Il film è stato girato in stop motion, una pratica che prevede il continuo spostamento di appositi pupazzi tra un fotogramma e l’altro per darne l’illusione di movimento. Il risultato finale sarà frutto della giustapposizione in sequenza cronologica dei milioni di fotogrammi catturati. Maggiore è il numero di pose, maggiore sarà la credibilità dei movimenti, che appariranno fluidi e naturali. Si tratta quindi di un procedimento lungo e complesso che nel caso di La mia vita da Zucchina, con i suoi soli 30 secondi di ripresa al giorno, ha richiesto la bellezza di due anni di duro lavoro, dieci in totale considerando l’attesa tra la pre-produzione e la post-produzione. Il tutto si è svolto in 60 micro-scenari dipinti su misura e illuminati dai maggiori professionisti, dove pupazzi di 25 cm sembrano improvvisamente prendere vita, catturando lo spettatore con i loro enormi occhi rotondi alla Tim Burton. Non a caso Claude Barras è stato soprannominato il ‘Burton a colori’. E ancora, non a caso, il direttore dell’animazione è il re della stop motion Kim Keukeleire, conosciuto per aver lavorato proprio con Tim Burton nel film Frankenweenie, e per i suoi precedenti successi sul set di Fantastic Mr Fox (Wes Anderson) e Galline in fuga (Peter Lord e Nick Park).

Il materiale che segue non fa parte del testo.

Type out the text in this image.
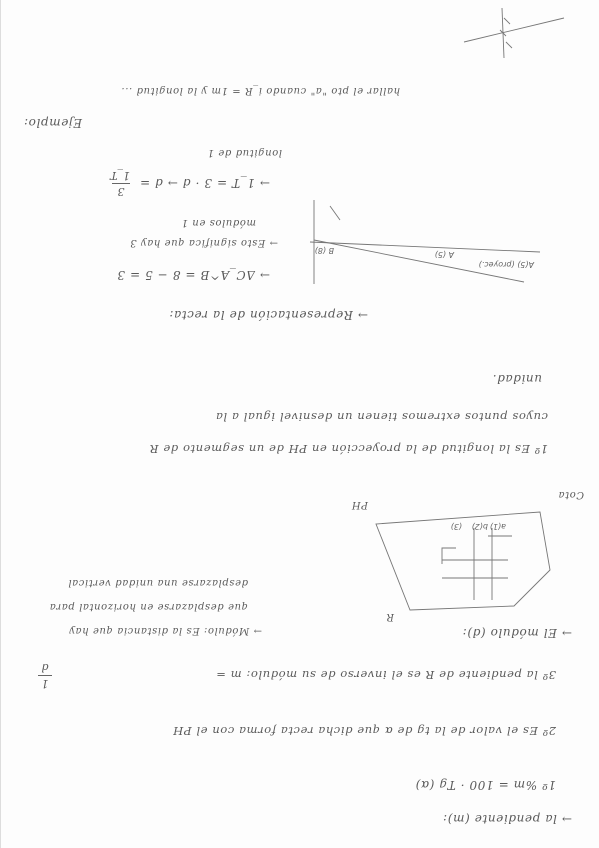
→ la pendiente (m):
1º %m = 100 · Tg (α)
2º Es el valor de la tg de α que dicha recta forma con el PH
3º la pendiente de R es el inverso de su módulo: m =
1
d
→ El módulo (d):
R
a(1)
b(2)
(3)
→ Módulo: Es la distancia que hay
que desplazarse en horizontal para
desplazarse una unidad vertical
PH
Cota
1º Es la longitud de la proyección en PH de un segmento de R
cuyos puntos extremos tienen un desnivel igual a la
unidad.
→ Representación de la recta:
A(5) (proyec.)
A (5)
B (8)
→ ΔC_A^B = 8 − 5 = 3
→ Esto significa que hay 3
módulos en 1
→ 1_T = 3 · d → d =
3
1_T
longitud de 1
Ejemplo:
hallar el pto "a" cuando i_R = 1m y la longitud ...
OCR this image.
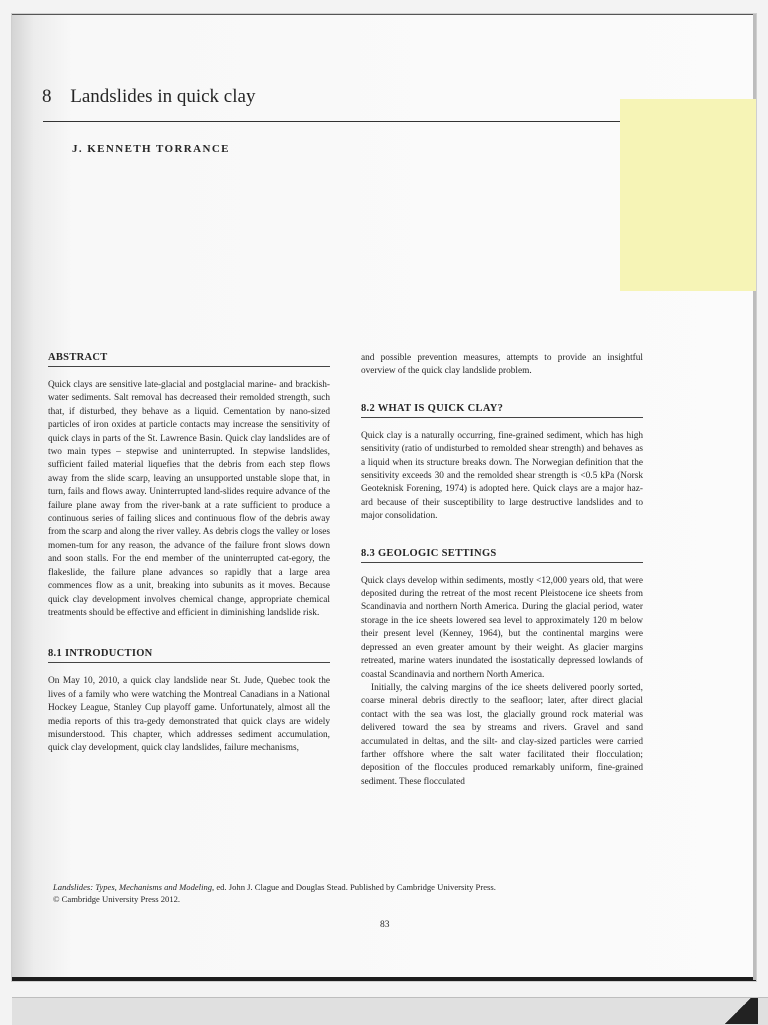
8 Landslides in quick clay
J. KENNETH TORRANCE
ABSTRACT

Quick clays are sensitive late-glacial and postglacial marine- and brackish-water sediments. Salt removal has decreased their remolded strength, such that, if disturbed, they behave as a liquid. Cementation by nano-sized particles of iron oxides at particle contacts may increase the sensitivity of quick clays in parts of the St. Lawrence Basin. Quick clay landslides are of two main types – stepwise and uninterrupted. In stepwise landslides, sufficient failed material liquefies that the debris from each step flows away from the slide scarp, leaving an unsupported unstable slope that, in turn, fails and flows away. Uninterrupted land-slides require advance of the failure plane away from the river-bank at a rate sufficient to produce a continuous series of failing slices and continuous flow of the debris away from the scarp and along the river valley. As debris clogs the valley or loses momen-tum for any reason, the advance of the failure front slows down and soon stalls. For the end member of the uninterrupted cat-egory, the flakeslide, the failure plane advances so rapidly that a large area commences flow as a unit, breaking into subunits as it moves. Because quick clay development involves chemical change, appropriate chemical treatments should be effective and efficient in diminishing landslide risk.

8.1 INTRODUCTION

On May 10, 2010, a quick clay landslide near St. Jude, Quebec took the lives of a family who were watching the Montreal Canadians in a National Hockey League, Stanley Cup playoff game. Unfortunately, almost all the media reports of this tra-gedy demonstrated that quick clays are widely misunderstood. This chapter, which addresses sediment accumulation, quick clay development, quick clay landslides, failure mechanisms,

and possible prevention measures, attempts to provide an insightful overview of the quick clay landslide problem.

8.2 WHAT IS QUICK CLAY?

Quick clay is a naturally occurring, fine-grained sediment, which has high sensitivity (ratio of undisturbed to remolded shear strength) and behaves as a liquid when its structure breaks down. The Norwegian definition that the sensitivity exceeds 30 and the remolded shear strength is <0.5 kPa (Norsk Geoteknisk Forening, 1974) is adopted here. Quick clays are a major haz-ard because of their susceptibility to large destructive landslides and to major consolidation.

8.3 GEOLOGIC SETTINGS

Quick clays develop within sediments, mostly <12,000 years old, that were deposited during the retreat of the most recent Pleistocene ice sheets from Scandinavia and northern North America. During the glacial period, water storage in the ice sheets lowered sea level to approximately 120 m below their present level (Kenney, 1964), but the continental margins were depressed an even greater amount by their weight. As glacier margins retreated, marine waters inundated the isostatically depressed lowlands of coastal Scandinavia and northern North America.

Initially, the calving margins of the ice sheets delivered poorly sorted, coarse mineral debris directly to the seafloor; later, after direct glacial contact with the sea was lost, the glacially ground rock material was delivered toward the sea by streams and rivers. Gravel and sand accumulated in deltas, and the silt- and clay-sized particles were carried farther offshore where the salt water facilitated their flocculation; deposition of the floccules produced remarkably uniform, fine-grained sediment. These flocculated

Landslides: Types, Mechanisms and Modeling, ed. John J. Clague and Douglas Stead. Published by Cambridge University Press.
© Cambridge University Press 2012.
83
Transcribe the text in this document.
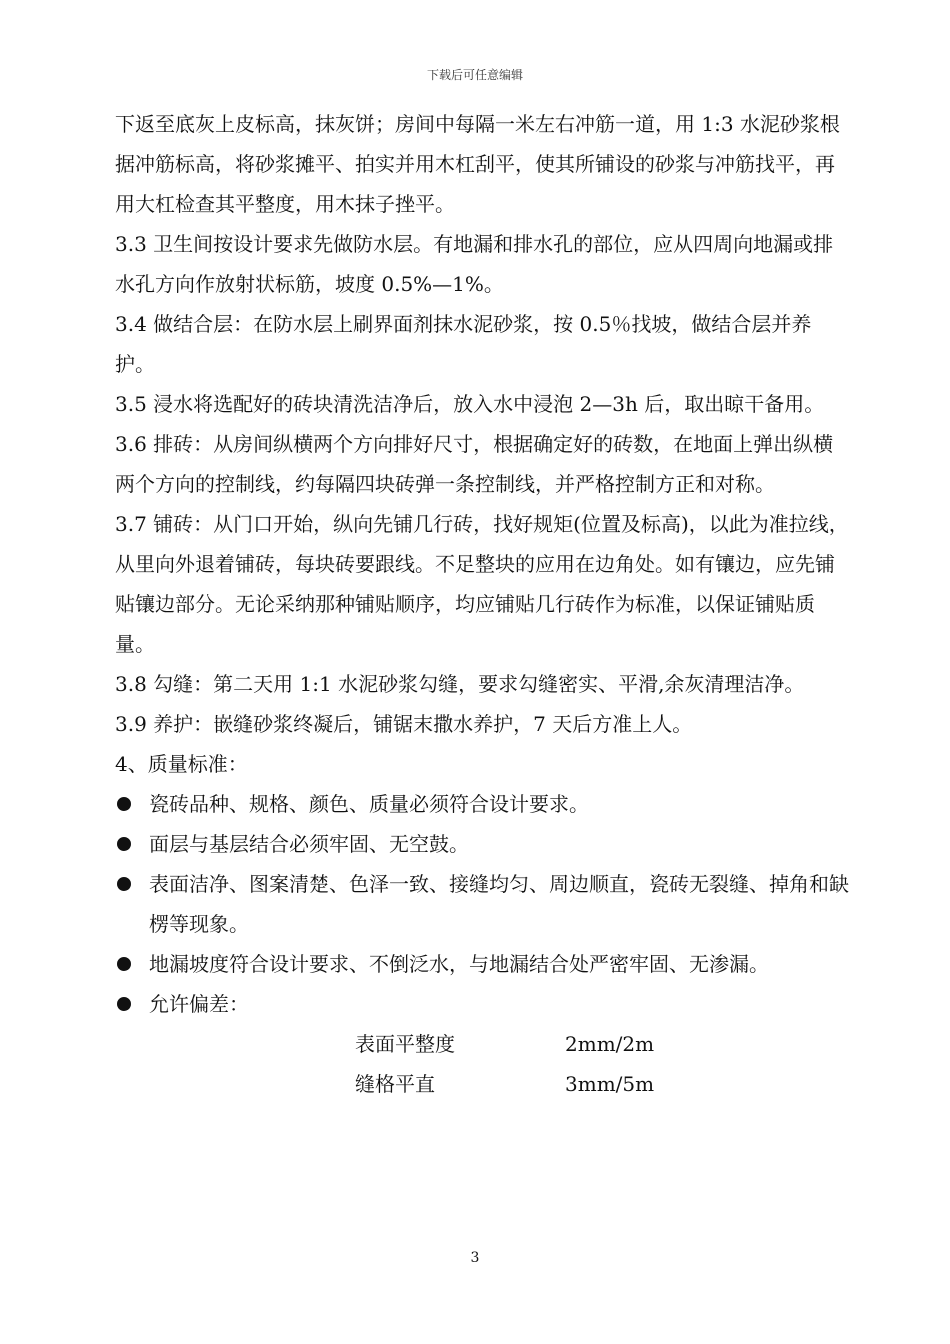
下载后可任意编辑

下返至底灰上皮标高，抹灰饼；房间中每隔一米左右冲筋一道，用 1:3 水泥砂浆根据冲筋标高，将砂浆摊平、拍实并用木杠刮平，使其所铺设的砂浆与冲筋找平，再用大杠检查其平整度，用木抹子挫平。

3.3 卫生间按设计要求先做防水层。有地漏和排水孔的部位，应从四周向地漏或排水孔方向作放射状标筋，坡度 0.5%—1%。

3.4 做结合层：在防水层上刷界面剂抹水泥砂浆，按 0.5％找坡，做结合层并养护。

3.5 浸水将选配好的砖块清洗洁净后，放入水中浸泡 2—3h 后，取出晾干备用。

3.6 排砖：从房间纵横两个方向排好尺寸，根据确定好的砖数，在地面上弹出纵横两个方向的控制线，约每隔四块砖弹一条控制线，并严格控制方正和对称。

3.7 铺砖：从门口开始，纵向先铺几行砖，找好规矩(位置及标高)，以此为准拉线，从里向外退着铺砖，每块砖要跟线。不足整块的应用在边角处。如有镶边，应先铺贴镶边部分。无论采纳那种铺贴顺序，均应铺贴几行砖作为标准，以保证铺贴质量。

3.8 勾缝：第二天用 1:1 水泥砂浆勾缝，要求勾缝密实、平滑,余灰清理洁净。

3.9 养护：嵌缝砂浆终凝后，铺锯末撒水养护，7 天后方准上人。

4、质量标准：

瓷砖品种、规格、颜色、质量必须符合设计要求。
面层与基层结合必须牢固、无空鼓。
表面洁净、图案清楚、色泽一致、接缝均匀、周边顺直，瓷砖无裂缝、掉角和缺楞等现象。
地漏坡度符合设计要求、不倒泛水，与地漏结合处严密牢固、无渗漏。
允许偏差：
表面平整度	2mm/2m
缝格平直	3mm/5m
3
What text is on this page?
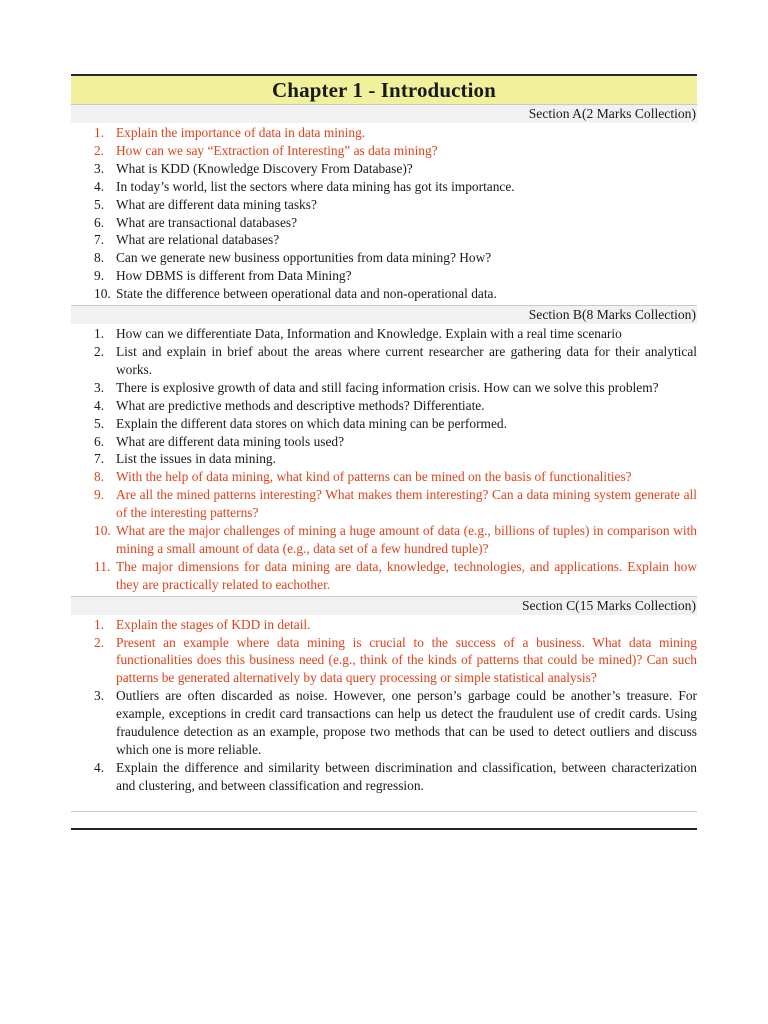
Chapter 1 - Introduction
Section A(2 Marks Collection)
1. Explain the importance of data in data mining.
2. How can we say “Extraction of Interesting” as data mining?
3. What is KDD (Knowledge Discovery From Database)?
4. In today’s world, list the sectors where data mining has got its importance.
5. What are different data mining tasks?
6. What are transactional databases?
7. What are relational databases?
8. Can we generate new business opportunities from data mining? How?
9. How DBMS is different from Data Mining?
10. State the difference between operational data and non-operational data.
Section B(8 Marks Collection)
1. How can we differentiate Data, Information and Knowledge. Explain with a real time scenario
2. List and explain in brief about the areas where current researcher are gathering data for their analytical works.
3. There is explosive growth of data and still facing information crisis. How can we solve this problem?
4. What are predictive methods and descriptive methods? Differentiate.
5. Explain the different data stores on which data mining can be performed.
6. What are different data mining tools used?
7. List the issues in data mining.
8. With the help of data mining, what kind of patterns can be mined on the basis of functionalities?
9. Are all the mined patterns interesting? What makes them interesting? Can a data mining system generate all of the interesting patterns?
10. What are the major challenges of mining a huge amount of data (e.g., billions of tuples) in comparison with mining a small amount of data (e.g., data set of a few hundred tuple)?
11. The major dimensions for data mining are data, knowledge, technologies, and applications. Explain how they are practically related to eachother.
Section C(15 Marks Collection)
1. Explain the stages of KDD in detail.
2. Present an example where data mining is crucial to the success of a business. What data mining functionalities does this business need (e.g., think of the kinds of patterns that could be mined)? Can such patterns be generated alternatively by data query processing or simple statistical analysis?
3. Outliers are often discarded as noise. However, one person’s garbage could be another’s treasure. For example, exceptions in credit card transactions can help us detect the fraudulent use of credit cards. Using fraudulence detection as an example, propose two methods that can be used to detect outliers and discuss which one is more reliable.
4. Explain the difference and similarity between discrimination and classification, between characterization and clustering, and between classification and regression.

Il risultato è un insieme di personaggi così naturali nelle loro movenze e sottigliezze espressive che potrebbero quasi sembrare reali, se non fosse per la texture farinosa della loro pelle dovuta all’utilizzo di plastilina. Non stupisce il fatto che siano servite venti bocche diverse per ogni personaggio per ottenere l’effetto del “parlato” durante i dialoghi e nove pupazzi solo di Zucchina che doveva essere messo puntualmente in manutenzione dopo i continui maneggiamenti.
Nel complesso è un film che fa certamente onore a Claude Barras, uno dei pochi registi contemporanei che ha avuto il coraggio e la pazienza di architettare un film in stop motion nell’era dell’animazione digitale.
Piccola curiosità: Barras sta già pensando al prossimo film che parlerà di un piccolo orangotango, ma questa è un’altra storia.